Dwarkesh Patel no source cited

The CursorTab model online-learns by predicting which code edits get accepted by users, processing over 400 million requests per day.

Dwarkesh Patel no source cited

Short-horizon RL training does not necessarily generalize to long-horizon RL performance, as suggested by context-length degradation in deployed models.

Dwarkesh Patel Dario Amodei in a conversation with Dwarkesh Patel

People often report that employees are not net productive until 6 months or more into a job, indicating that on-the-job learning is necessary for competence.

Dwarkesh Patel no source cited

Very few model parameters are actually changed during a single RL training step, concentrating the update only on what is relevant to achieving the outcome.

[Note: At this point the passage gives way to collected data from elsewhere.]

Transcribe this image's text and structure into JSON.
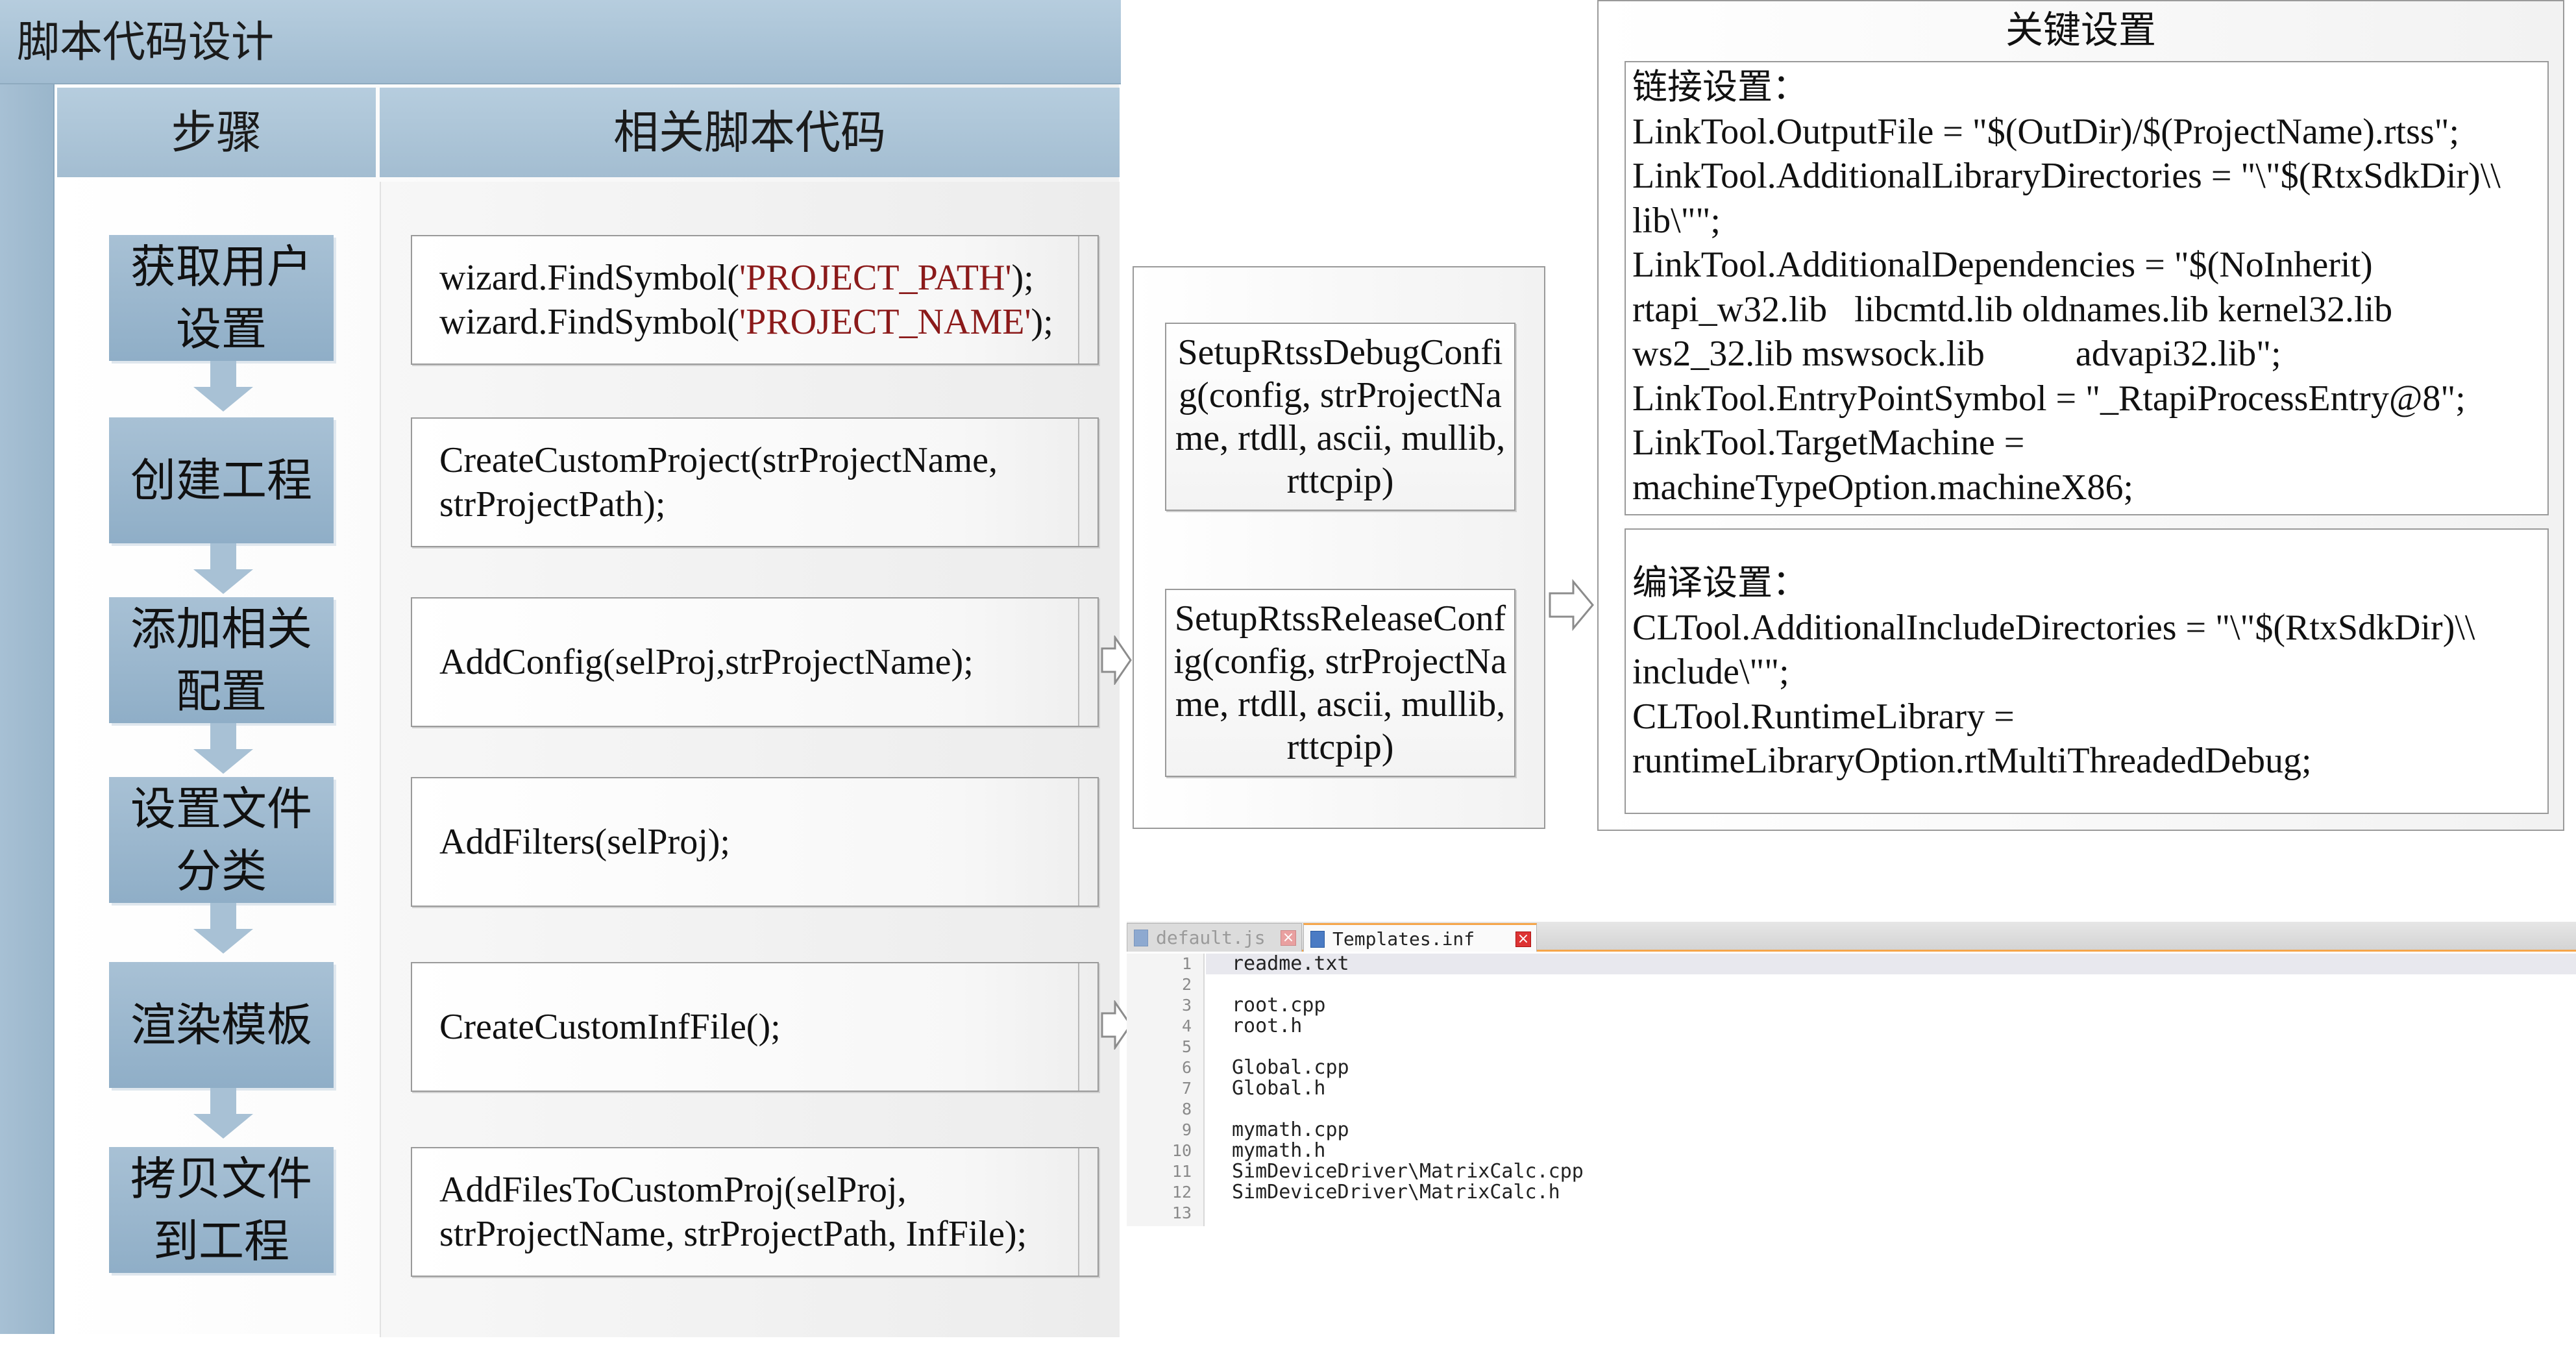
{
  "panel": {
    "title": "脚本代码设计",
    "col_steps": "步骤",
    "col_code": "相关脚本代码"
  },
  "steps": [
    {
      "label": "获取用户\n设置",
      "code": [
        [
          {
            "t": "wizard.FindSymbol("
          },
          {
            "t": "'PROJECT_PATH'",
            "s": true
          },
          {
            "t": ");"
          }
        ],
        [
          {
            "t": "wizard.FindSymbol("
          },
          {
            "t": "'PROJECT_NAME'",
            "s": true
          },
          {
            "t": ");"
          }
        ]
      ]
    },
    {
      "label": "创建工程",
      "code": [
        [
          {
            "t": "CreateCustomProject(strProjectName,"
          }
        ],
        [
          {
            "t": "strProjectPath);"
          }
        ]
      ]
    },
    {
      "label": "添加相关\n配置",
      "code": [
        [
          {
            "t": "AddConfig(selProj,strProjectName);"
          }
        ]
      ]
    },
    {
      "label": "设置文件\n分类",
      "code": [
        [
          {
            "t": "AddFilters(selProj);"
          }
        ]
      ]
    },
    {
      "label": "渲染模板",
      "code": [
        [
          {
            "t": "CreateCustomInfFile();"
          }
        ]
      ]
    },
    {
      "label": "拷贝文件\n到工程",
      "code": [
        [
          {
            "t": "AddFilesToCustomProj(selProj,"
          }
        ],
        [
          {
            "t": "strProjectName, strProjectPath, InfFile);"
          }
        ]
      ]
    }
  ],
  "configs": {
    "debug": "SetupRtssDebugConfig(config, strProjectName, rtdll, ascii, mullib, rttcpip)",
    "release": "SetupRtssReleaseConfig(config, strProjectName, rtdll, ascii, mullib, rttcpip)"
  },
  "key_settings": {
    "title": "关键设置",
    "link": {
      "heading": "链接设置：",
      "lines": [
        "LinkTool.OutputFile = \"$(OutDir)/$(ProjectName).rtss\";",
        "LinkTool.AdditionalLibraryDirectories = \"\\\"$(RtxSdkDir)\\\\",
        "lib\\\"\";",
        "LinkTool.AdditionalDependencies = \"$(NoInherit)",
        "rtapi_w32.lib   libcmtd.lib oldnames.lib kernel32.lib",
        "ws2_32.lib mswsock.lib          advapi32.lib\";",
        "LinkTool.EntryPointSymbol = \"_RtapiProcessEntry@8\";",
        "LinkTool.TargetMachine =",
        "machineTypeOption.machineX86;"
      ]
    },
    "compile": {
      "heading": "编译设置：",
      "lines": [
        "CLTool.AdditionalIncludeDirectories = \"\\\"$(RtxSdkDir)\\\\",
        "include\\\"\";",
        "CLTool.RuntimeLibrary =",
        "runtimeLibraryOption.rtMultiThreadedDebug;"
      ]
    }
  },
  "editor": {
    "tabs": [
      {
        "label": "default.js",
        "active": false
      },
      {
        "label": "Templates.inf",
        "active": true
      }
    ],
    "lines": [
      "readme.txt",
      "",
      "root.cpp",
      "root.h",
      "",
      "Global.cpp",
      "Global.h",
      "",
      "mymath.cpp",
      "mymath.h",
      "SimDeviceDriver\\MatrixCalc.cpp",
      "SimDeviceDriver\\MatrixCalc.h",
      ""
    ]
  },
  "colors": {
    "panel_blue": "#a1bcd1",
    "step_blue": "#8faec7",
    "string_red": "#8b1a1a",
    "tab_accent": "#f5a54a"
  }
}
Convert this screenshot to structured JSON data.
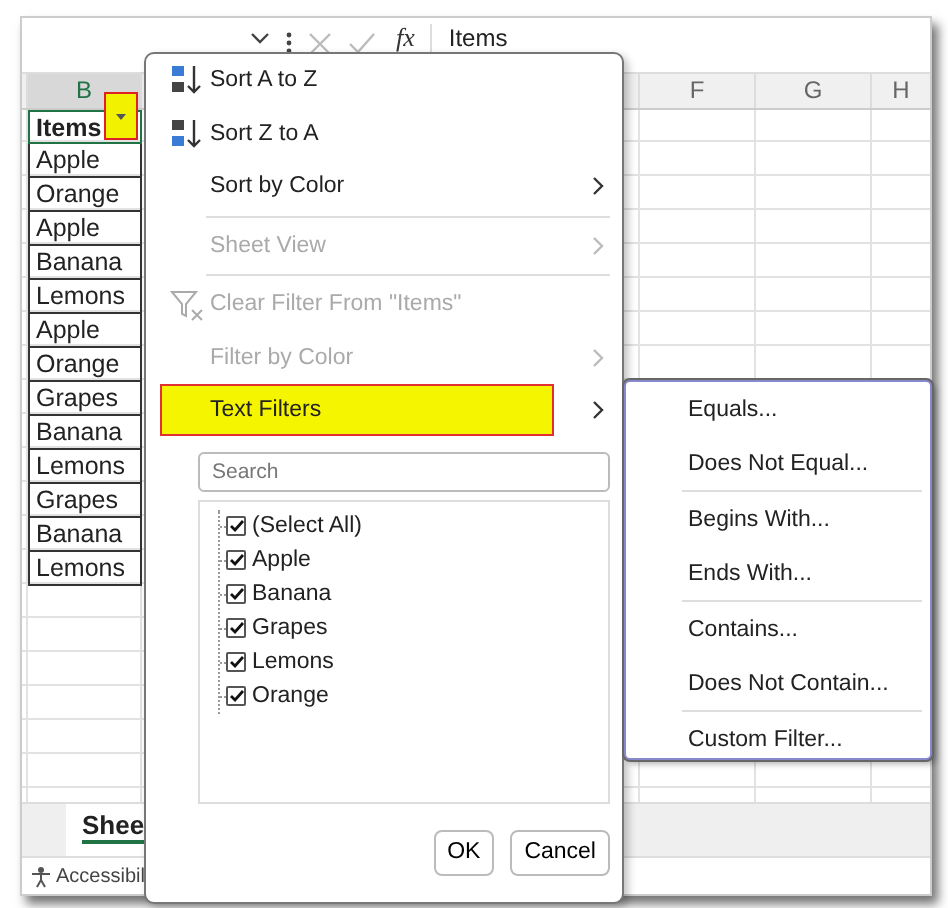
{
  "formula_bar": {
    "function_label": "fx",
    "formula": "Items"
  },
  "sheet": {
    "columns": [
      {
        "label": "B"
      },
      {
        "label": "F"
      },
      {
        "label": "G"
      },
      {
        "label": "H"
      }
    ],
    "header_cell": "Items",
    "rows": [
      "Apple",
      "Orange",
      "Apple",
      "Banana",
      "Lemons",
      "Apple",
      "Orange",
      "Grapes",
      "Banana",
      "Lemons",
      "Grapes",
      "Banana",
      "Lemons"
    ],
    "sheet_tab": "Shee",
    "status": "Accessibil"
  },
  "filter_menu": {
    "items": [
      {
        "label": "Sort A to Z",
        "kind": "sort_az",
        "disabled": false,
        "selected": false,
        "submenu": false,
        "divider_before": false
      },
      {
        "label": "Sort Z to A",
        "kind": "sort_za",
        "disabled": false,
        "selected": false,
        "submenu": false,
        "divider_before": false
      },
      {
        "label": "Sort by Color",
        "kind": "plain",
        "disabled": false,
        "selected": false,
        "submenu": true,
        "divider_before": false
      },
      {
        "label": "Sheet View",
        "kind": "plain",
        "disabled": true,
        "selected": false,
        "submenu": true,
        "divider_before": true
      },
      {
        "label": "Clear Filter From \"Items\"",
        "kind": "clear_filter",
        "disabled": true,
        "selected": false,
        "submenu": false,
        "divider_before": true
      },
      {
        "label": "Filter by Color",
        "kind": "plain",
        "disabled": true,
        "selected": false,
        "submenu": true,
        "divider_before": false
      },
      {
        "label": "Text Filters",
        "kind": "plain",
        "disabled": false,
        "selected": true,
        "submenu": true,
        "divider_before": false
      }
    ],
    "search": {
      "placeholder": "Search"
    },
    "values": [
      {
        "label": "(Select All)",
        "checked": true
      },
      {
        "label": "Apple",
        "checked": true
      },
      {
        "label": "Banana",
        "checked": true
      },
      {
        "label": "Grapes",
        "checked": true
      },
      {
        "label": "Lemons",
        "checked": true
      },
      {
        "label": "Orange",
        "checked": true
      }
    ],
    "buttons": [
      "OK",
      "Cancel"
    ]
  },
  "text_filters_menu": {
    "groups": [
      [
        "Equals...",
        "Does Not Equal..."
      ],
      [
        "Begins With...",
        "Ends With..."
      ],
      [
        "Contains...",
        "Does Not Contain..."
      ],
      [
        "Custom Filter..."
      ]
    ]
  }
}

Dwarkesh Patel no source cited

EfficientZero, a data-efficient game-playing model developed after AlphaZero, could beat a novice human at an unseen Atari game given only 2 hours of play, by internally simulating dozens of games per real step.

Dwarkesh Patel EfficientZero research (DeepMind follow-up to AlphaZero)

Training AI at a short context length and then serving at a longer context length can lead to performance degradation.

Dario Amodei no source cited

Some autistic savant individuals can recall random tables of numbers or nonsense syllables years later with extremely high fidelity, but this volume of recall impairs their ability to understand abstractions and metaphors.

Dwarkesh Patel no source cited

OPSD provides a denser supervision signal than naive RL by training on per-token probability discrepancies between a teacher and student model, rather than projecting a single reward through the whole trajectory.

Dwarkesh Patel no source cited

In a previous post, Dwarkesh argued that RL learns much less information per sample than supervised learning.

Dwarkesh Patel Previous Dwarkesh Patel blog post

Dreaming — where AI models generate and train against self-created simulated environments — could become a fourth axis of scaling alongside pre-training, RL, and inference-time compute.